An MITM attack refers to a cybercrime wherein the attacker hacks into a company’s email account, gathers information about transactions with other firms, and then poses as one of them in order to siphon the money being transacted between the two.
According to police, the complainant company, based in the city, had sold sprouts to a client company based in Madhya Pradesh (MP).
On January 17, the city firm emailed the GST invoice to the client and was to receive a payment of ₹20 lakh in return.

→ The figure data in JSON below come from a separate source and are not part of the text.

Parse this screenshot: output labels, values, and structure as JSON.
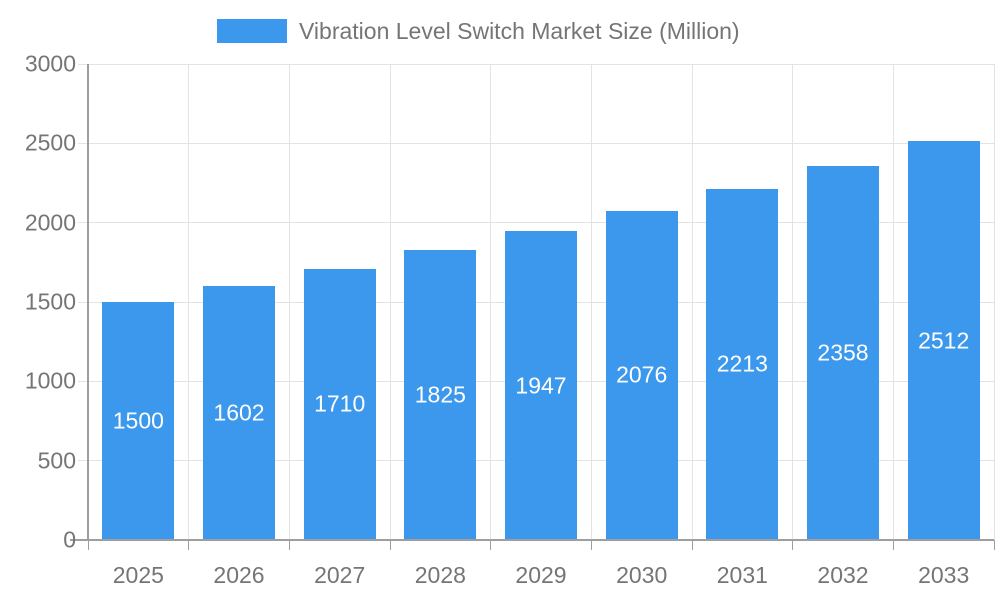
{
  "legend": {
    "label": "Vibration Level Switch Market Size (Million)",
    "position": "top"
  },
  "colors": {
    "bar": "#3b98ec",
    "grid": "#e3e3e3",
    "axis": "#9e9e9e",
    "text": "#757575",
    "bar_label": "#ffffff",
    "background": "#ffffff"
  },
  "chart_data": {
    "type": "bar",
    "title": "Vibration Level Switch Market Size (Million)",
    "categories": [
      "2025",
      "2026",
      "2027",
      "2028",
      "2029",
      "2030",
      "2031",
      "2032",
      "2033"
    ],
    "values": [
      1500,
      1602,
      1710,
      1825,
      1947,
      2076,
      2213,
      2358,
      2512
    ],
    "xlabel": "",
    "ylabel": "",
    "ylim": [
      0,
      3000
    ],
    "yticks": [
      0,
      500,
      1000,
      1500,
      2000,
      2500,
      3000
    ],
    "grid": true,
    "legend_position": "top",
    "value_labels": "inside-center"
  }
}
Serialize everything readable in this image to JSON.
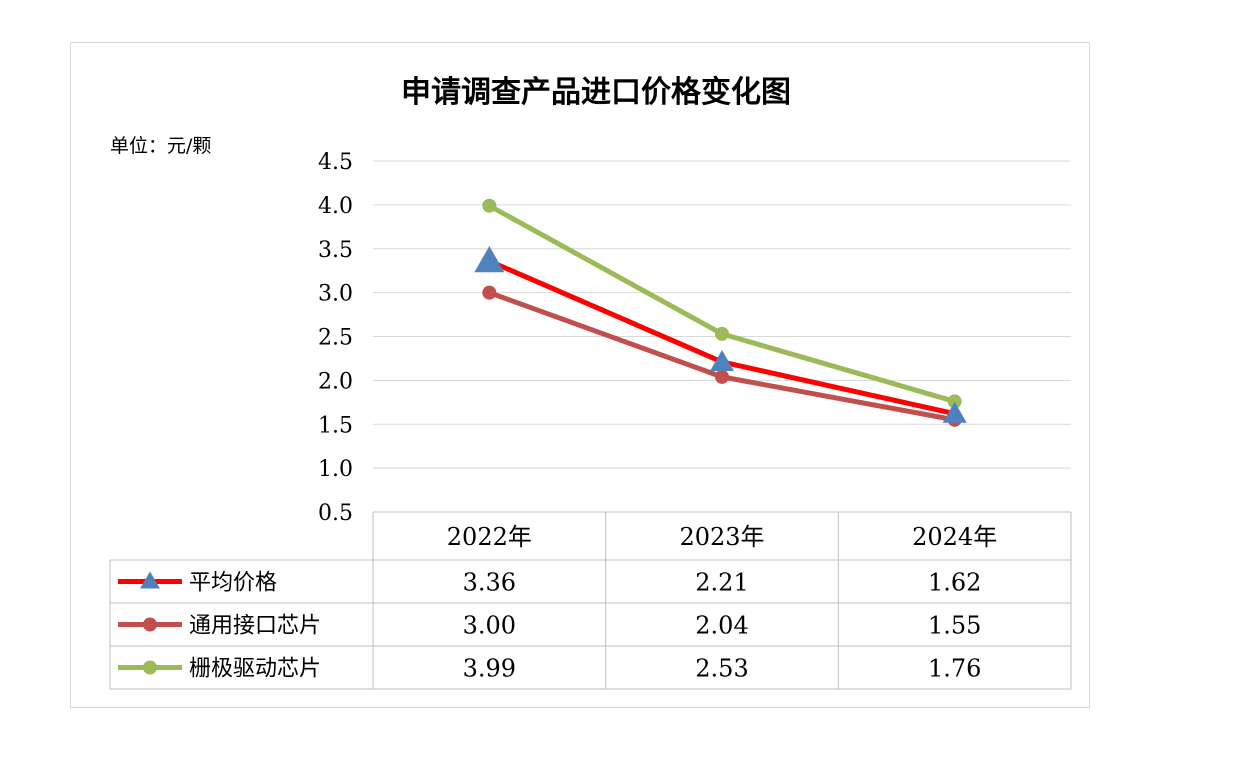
{
  "chart_data": {
    "type": "line",
    "title": "申请调查产品进口价格变化图",
    "unit_label": "单位：元/颗",
    "categories": [
      "2022年",
      "2023年",
      "2024年"
    ],
    "ylim": [
      0.5,
      4.5
    ],
    "yticks": [
      "4.5",
      "4.0",
      "3.5",
      "3.0",
      "2.5",
      "2.0",
      "1.5",
      "1.0",
      "0.5"
    ],
    "grid": true,
    "legend": "data-table",
    "series": [
      {
        "name": "平均价格",
        "values": [
          3.36,
          2.21,
          1.62
        ],
        "labels": [
          "3.36",
          "2.21",
          "1.62"
        ],
        "color": "#ff0000",
        "marker": "triangle",
        "marker_color": "#4f81bd"
      },
      {
        "name": "通用接口芯片",
        "values": [
          3.0,
          2.04,
          1.55
        ],
        "labels": [
          "3.00",
          "2.04",
          "1.55"
        ],
        "color": "#c0504d",
        "marker": "circle",
        "marker_color": "#c0504d"
      },
      {
        "name": "栅极驱动芯片",
        "values": [
          3.99,
          2.53,
          1.76
        ],
        "labels": [
          "3.99",
          "2.53",
          "1.76"
        ],
        "color": "#9bbb59",
        "marker": "circle",
        "marker_color": "#9bbb59"
      }
    ]
  }
}
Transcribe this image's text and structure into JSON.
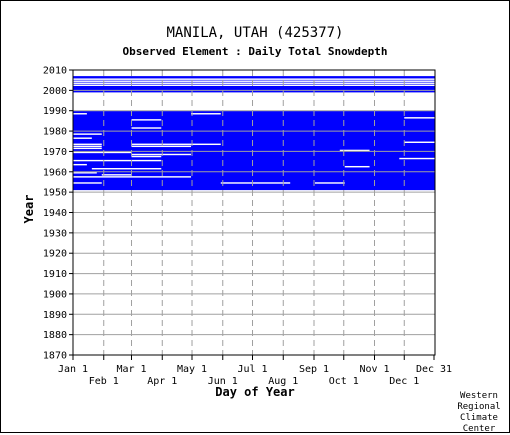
{
  "header": {
    "title": "MANILA, UTAH   (425377)",
    "subtitle": "Observed Element : Daily Total Snowdepth"
  },
  "credit": {
    "lines": [
      "Western",
      "Regional",
      "Climate",
      "Center"
    ]
  },
  "colors": {
    "data": "#0000ff",
    "grid": "#a0a0a0",
    "axis": "#000000",
    "background": "#ffffff"
  },
  "chart_data": {
    "type": "heatmap",
    "title": "Observed Element : Daily Total Snowdepth",
    "xlabel": "Day of Year",
    "ylabel": "Year",
    "xlim": [
      1,
      366
    ],
    "ylim": [
      1870,
      2010
    ],
    "grid": true,
    "x_ticks_top": [
      {
        "label": "Jan 1",
        "day": 1
      },
      {
        "label": "Mar 1",
        "day": 60
      },
      {
        "label": "May 1",
        "day": 121
      },
      {
        "label": "Jul 1",
        "day": 182
      },
      {
        "label": "Sep 1",
        "day": 244
      },
      {
        "label": "Nov 1",
        "day": 305
      },
      {
        "label": "Dec 31",
        "day": 365
      }
    ],
    "x_ticks_bottom": [
      {
        "label": "Feb 1",
        "day": 32
      },
      {
        "label": "Apr 1",
        "day": 91
      },
      {
        "label": "Jun 1",
        "day": 152
      },
      {
        "label": "Aug 1",
        "day": 213
      },
      {
        "label": "Oct 1",
        "day": 274
      },
      {
        "label": "Dec 1",
        "day": 335
      }
    ],
    "y_ticks": [
      1870,
      1880,
      1890,
      1900,
      1910,
      1920,
      1930,
      1940,
      1950,
      1960,
      1970,
      1980,
      1990,
      2000,
      2010
    ],
    "observed_year_ranges": [
      [
        1951,
        1989
      ],
      [
        1999,
        2006
      ]
    ],
    "gaps": [
      {
        "year": 1954,
        "from": 1,
        "to": 30
      },
      {
        "year": 1954,
        "from": 150,
        "to": 220
      },
      {
        "year": 1954,
        "from": 245,
        "to": 275
      },
      {
        "year": 1957,
        "from": 1,
        "to": 120
      },
      {
        "year": 1958,
        "from": 30,
        "to": 60
      },
      {
        "year": 1959,
        "from": 1,
        "to": 25
      },
      {
        "year": 1961,
        "from": 20,
        "to": 90
      },
      {
        "year": 1962,
        "from": 275,
        "to": 300
      },
      {
        "year": 1963,
        "from": 1,
        "to": 15
      },
      {
        "year": 1965,
        "from": 1,
        "to": 90
      },
      {
        "year": 1966,
        "from": 330,
        "to": 366
      },
      {
        "year": 1967,
        "from": 60,
        "to": 90
      },
      {
        "year": 1968,
        "from": 60,
        "to": 120
      },
      {
        "year": 1969,
        "from": 1,
        "to": 60
      },
      {
        "year": 1970,
        "from": 270,
        "to": 300
      },
      {
        "year": 1971,
        "from": 1,
        "to": 30
      },
      {
        "year": 1972,
        "from": 1,
        "to": 30
      },
      {
        "year": 1972,
        "from": 60,
        "to": 120
      },
      {
        "year": 1973,
        "from": 1,
        "to": 30
      },
      {
        "year": 1973,
        "from": 60,
        "to": 120
      },
      {
        "year": 1973,
        "from": 120,
        "to": 150
      },
      {
        "year": 1974,
        "from": 335,
        "to": 366
      },
      {
        "year": 1976,
        "from": 1,
        "to": 20
      },
      {
        "year": 1978,
        "from": 1,
        "to": 30
      },
      {
        "year": 1981,
        "from": 60,
        "to": 90
      },
      {
        "year": 1985,
        "from": 60,
        "to": 90
      },
      {
        "year": 1986,
        "from": 335,
        "to": 366
      },
      {
        "year": 1988,
        "from": 1,
        "to": 15
      },
      {
        "year": 1988,
        "from": 120,
        "to": 150
      },
      {
        "year": 2002,
        "from": 1,
        "to": 366
      },
      {
        "year": 2003,
        "from": 1,
        "to": 366
      },
      {
        "year": 2004,
        "from": 1,
        "to": 366
      },
      {
        "year": 2005,
        "from": 1,
        "to": 366
      }
    ]
  }
}
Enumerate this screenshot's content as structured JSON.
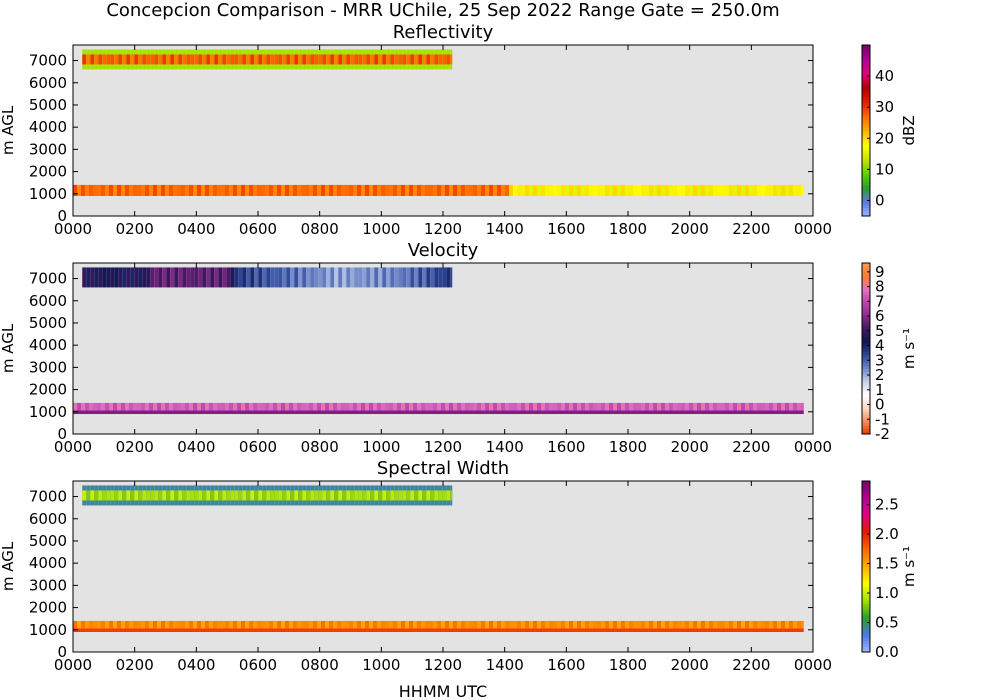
{
  "figure": {
    "suptitle": "Concepcion Comparison - MRR UChile, 25 Sep 2022 Range Gate = 250.0m",
    "xlabel": "HHMM UTC",
    "ylabel": "m AGL"
  },
  "colors": {
    "plot_background": "#e3e3e3",
    "axis": "#000000"
  },
  "chart_data": [
    {
      "type": "heatmap",
      "title": "Reflectivity",
      "xlabel": "HHMM UTC",
      "ylabel": "m AGL",
      "x_unit": "hours",
      "xlim": [
        0,
        24
      ],
      "ylim": [
        0,
        7700
      ],
      "x_ticks": [
        "0000",
        "0200",
        "0400",
        "0600",
        "0800",
        "1000",
        "1200",
        "1400",
        "1600",
        "1800",
        "2000",
        "2200",
        "0000"
      ],
      "y_ticks": [
        "0",
        "1000",
        "2000",
        "3000",
        "4000",
        "5000",
        "6000",
        "7000"
      ],
      "colorbar": {
        "label": "dBZ",
        "range": [
          -5,
          50
        ],
        "ticks": [
          "0",
          "10",
          "20",
          "30",
          "40"
        ],
        "colors": [
          "#9bb8ff",
          "#5b78e6",
          "#2a9d2a",
          "#5ed400",
          "#c8e600",
          "#ffff00",
          "#ffb000",
          "#ff6a00",
          "#e61a00",
          "#b40000",
          "#e6007e",
          "#b4009a",
          "#7a0064"
        ]
      },
      "layers": [
        {
          "name": "upper_layer",
          "x_range": [
            0.3,
            12.3
          ],
          "y_range": [
            6600,
            7500
          ],
          "value": 28,
          "edge_value": 12
        },
        {
          "name": "low_band",
          "x_range": [
            0.0,
            23.7
          ],
          "y_range": [
            900,
            1400
          ],
          "value_by_time": [
            [
              0,
              27
            ],
            [
              14,
              27
            ],
            [
              14.2,
              18
            ],
            [
              23.7,
              18
            ]
          ]
        }
      ]
    },
    {
      "type": "heatmap",
      "title": "Velocity",
      "xlabel": "HHMM UTC",
      "ylabel": "m AGL",
      "x_unit": "hours",
      "xlim": [
        0,
        24
      ],
      "ylim": [
        0,
        7700
      ],
      "x_ticks": [
        "0000",
        "0200",
        "0400",
        "0600",
        "0800",
        "1000",
        "1200",
        "1400",
        "1600",
        "1800",
        "2000",
        "2200",
        "0000"
      ],
      "y_ticks": [
        "0",
        "1000",
        "2000",
        "3000",
        "4000",
        "5000",
        "6000",
        "7000"
      ],
      "colorbar": {
        "label": "m s⁻¹",
        "range": [
          -2,
          9.6
        ],
        "ticks": [
          "-2",
          "-1",
          "0",
          "1",
          "2",
          "3",
          "4",
          "5",
          "6",
          "7",
          "8",
          "9"
        ],
        "colors": [
          "#e63c00",
          "#ff8a5a",
          "#ffd8c8",
          "#ffffff",
          "#c8d2ee",
          "#7088c8",
          "#30489a",
          "#101850",
          "#401860",
          "#8a2a8a",
          "#c040b0",
          "#e870c0",
          "#ff7a30",
          "#ff9a50"
        ]
      },
      "layers": [
        {
          "name": "upper_layer",
          "x_range": [
            0.3,
            12.3
          ],
          "y_range": [
            6600,
            7500
          ],
          "value_by_time": [
            [
              0.3,
              4.5
            ],
            [
              2.3,
              4.4
            ],
            [
              2.5,
              5.5
            ],
            [
              5.0,
              5.4
            ],
            [
              5.2,
              3.7
            ],
            [
              8.5,
              2.2
            ],
            [
              10.5,
              2.6
            ],
            [
              12.3,
              3.8
            ]
          ]
        },
        {
          "name": "low_band",
          "x_range": [
            0.0,
            23.7
          ],
          "y_range": [
            900,
            1400
          ],
          "value": 7.5,
          "lower_value": 5.8
        }
      ]
    },
    {
      "type": "heatmap",
      "title": "Spectral Width",
      "xlabel": "HHMM UTC",
      "ylabel": "m AGL",
      "x_unit": "hours",
      "xlim": [
        0,
        24
      ],
      "ylim": [
        0,
        7700
      ],
      "x_ticks": [
        "0000",
        "0200",
        "0400",
        "0600",
        "0800",
        "1000",
        "1200",
        "1400",
        "1600",
        "1800",
        "2000",
        "2200",
        "0000"
      ],
      "y_ticks": [
        "0",
        "1000",
        "2000",
        "3000",
        "4000",
        "5000",
        "6000",
        "7000"
      ],
      "colorbar": {
        "label": "m s⁻¹",
        "range": [
          0,
          2.9
        ],
        "ticks": [
          "0.0",
          "0.5",
          "1.0",
          "1.5",
          "2.0",
          "2.5"
        ],
        "colors": [
          "#a0b8ff",
          "#4a78e6",
          "#2a9d2a",
          "#9ee000",
          "#ffff00",
          "#ffb000",
          "#ff6a00",
          "#e61a00",
          "#e6007e",
          "#b4009a",
          "#7a0064"
        ]
      },
      "layers": [
        {
          "name": "upper_layer",
          "x_range": [
            0.3,
            12.3
          ],
          "y_range": [
            6600,
            7500
          ],
          "value": 0.9,
          "edge_value": 0.4
        },
        {
          "name": "low_band",
          "x_range": [
            0.0,
            23.7
          ],
          "y_range": [
            900,
            1400
          ],
          "value": 1.6,
          "lower_value": 1.9
        }
      ]
    }
  ]
}
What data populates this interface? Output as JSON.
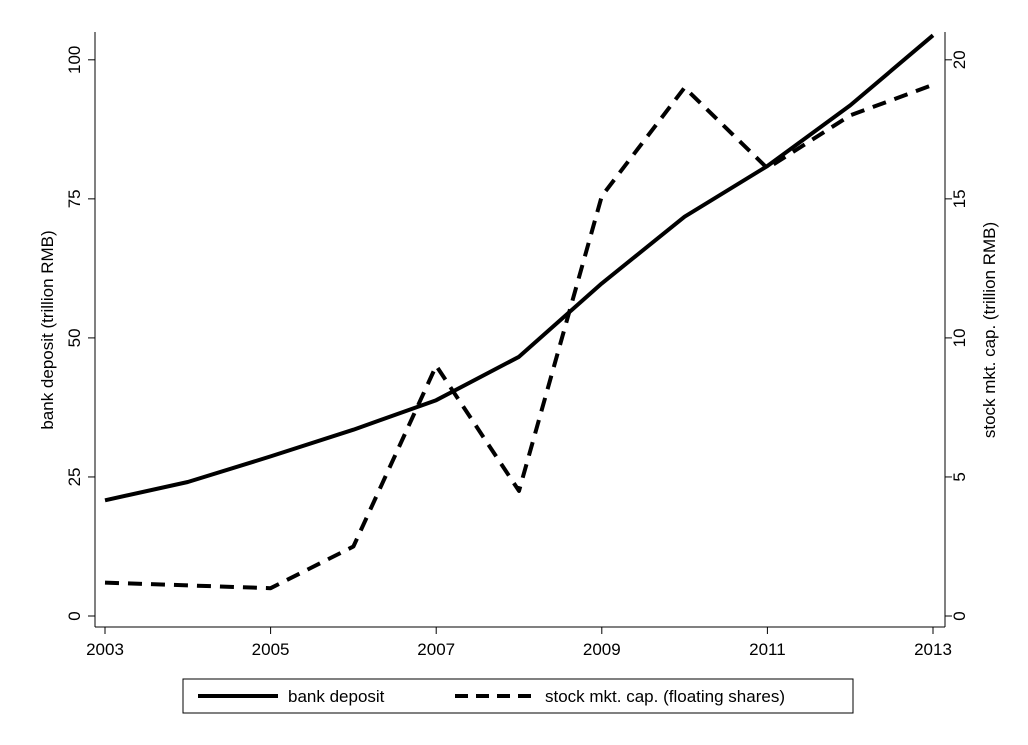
{
  "chart_data": {
    "type": "line",
    "title": "",
    "xlabel": "",
    "x": [
      2003,
      2004,
      2005,
      2006,
      2007,
      2008,
      2009,
      2010,
      2011,
      2012,
      2013
    ],
    "x_ticks": [
      2003,
      2005,
      2007,
      2009,
      2011,
      2013
    ],
    "x_tick_labels": [
      "2003",
      "2005",
      "2007",
      "2009",
      "2011",
      "2013"
    ],
    "xlim": [
      2003,
      2013
    ],
    "y_left": {
      "label": "bank deposit (trillion RMB)",
      "lim": [
        0,
        105
      ],
      "ticks": [
        0,
        25,
        50,
        75,
        100
      ],
      "tick_labels": [
        "0",
        "25",
        "50",
        "75",
        "100"
      ]
    },
    "y_right": {
      "label": "stock mkt. cap. (trillion RMB)",
      "lim": [
        0,
        21
      ],
      "ticks": [
        0,
        5,
        10,
        15,
        20
      ],
      "tick_labels": [
        "0",
        "5",
        "10",
        "15",
        "20"
      ]
    },
    "series": [
      {
        "name": "bank deposit",
        "axis": "left",
        "style": "solid",
        "color": "#000000",
        "values": [
          20.8,
          24.1,
          28.7,
          33.5,
          38.8,
          46.6,
          59.8,
          71.8,
          80.9,
          91.8,
          104.4
        ]
      },
      {
        "name": "stock mkt. cap. (floating shares)",
        "axis": "right",
        "style": "dashed",
        "color": "#000000",
        "values": [
          1.2,
          1.1,
          1.0,
          2.5,
          9.0,
          4.5,
          15.1,
          19.0,
          16.1,
          18.0,
          19.1
        ]
      }
    ],
    "grid": false,
    "legend_position": "bottom"
  }
}
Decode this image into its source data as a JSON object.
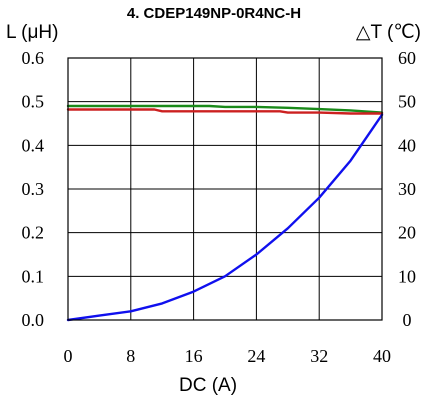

On January 23, the client made the payment through a bank transfer.
Later that evening, the firm called the client to check on the status of payment. While the client claimed that the money had already been transferred, the company said it did not receive the payment.
Realising that it had been duped, the city firm approached the cyber police. “We immediately got in touch with the bank and froze the account to which the money had been transferred before it could be withdrawn by the accused,” said an officer from the BKC cyber cell.
Explaining the modus operandi, the officer said, “The accused hacked the email id of the client company. After reading and copying the contents of the invoice sent by the Mumbai-based firm, the accused deleted it. The accused then created a new email id, identical to that of the Mumbai firm.”
“Using the fake email id, the fraudster sent an email to the client company with the same contents, but a different bank account. The money was then transferred by the client into the accused’s bank account,” the officer said.
Officers from the BKC cyber cell have advised the client company to file a complaint with the local police in MP.